Recent months have seen a reasonable amount of commentary about tightening liquidity in Hong Kong's financial markets. It's reasonably clear that monetary conditions have become tighter:
1. Three month HIBOR has risen from around 0.2% to around 0.4% over the last 12 months. This feeds directly into mortgage costs - two of our mortgages have now been reset at rates fractionally over one percent;
2. We are seeing some evidence of banks competing for HKD deposits, especially term deposits;
3. higher capital requirements are having an effect although I did not find any information quantifying the effect.
However, the above is slightly surprising given that HKMA statistics show that while HKD deposits are lower than their October 2010 peak they have been steadily increasing from their Februaury 2011 low. Total deposits in all currencies have been rising.
Given that inflation remains well above even the best rates available for deposits, I was slightly puzzled by the fact that all the anecdotal evidence and the hard fact of the higher HIBOR rates point to tighter liquidity at a time when HKD deposits have been rising.
The answer would appear to be on the lending side of the ledger. Statistics published by the HKMA show that since October 2010 total loans have grown faster than total deposits and the difference of approximately HKD436 billion is (possibly) large enough to be significant.

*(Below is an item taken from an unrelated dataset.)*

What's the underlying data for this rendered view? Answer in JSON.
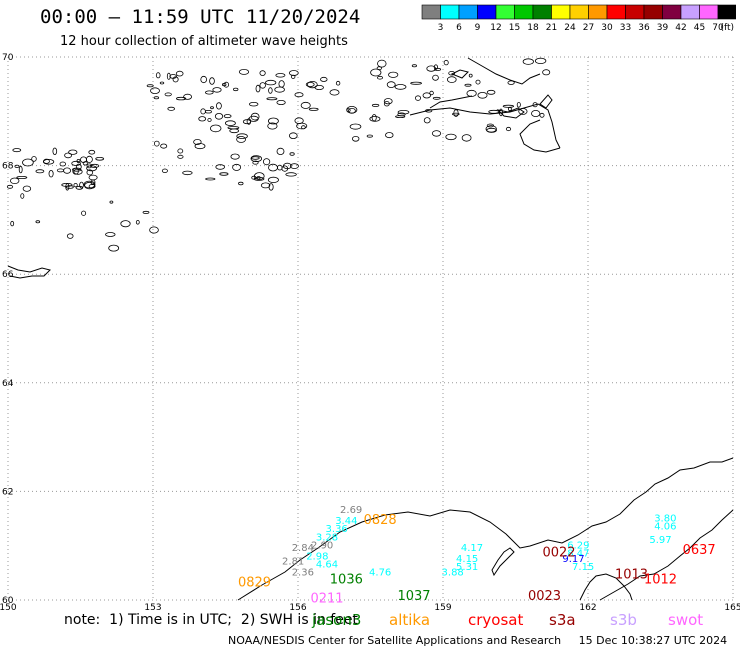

As an aside, the HKMA statistics also show that the total outstanding balance of residential mortgage loans continues to increase (although very slowly). At least part of this can be attributed to people being unwilling to make early repayments on the very low cost mortgages which were taken out during the height of the mortgage wars (about 2008-2010). I'm one of them - HIBOR will have to get a lot higehr before I start making early repayments on debt that is, on averge, still costing me less than 1% pa.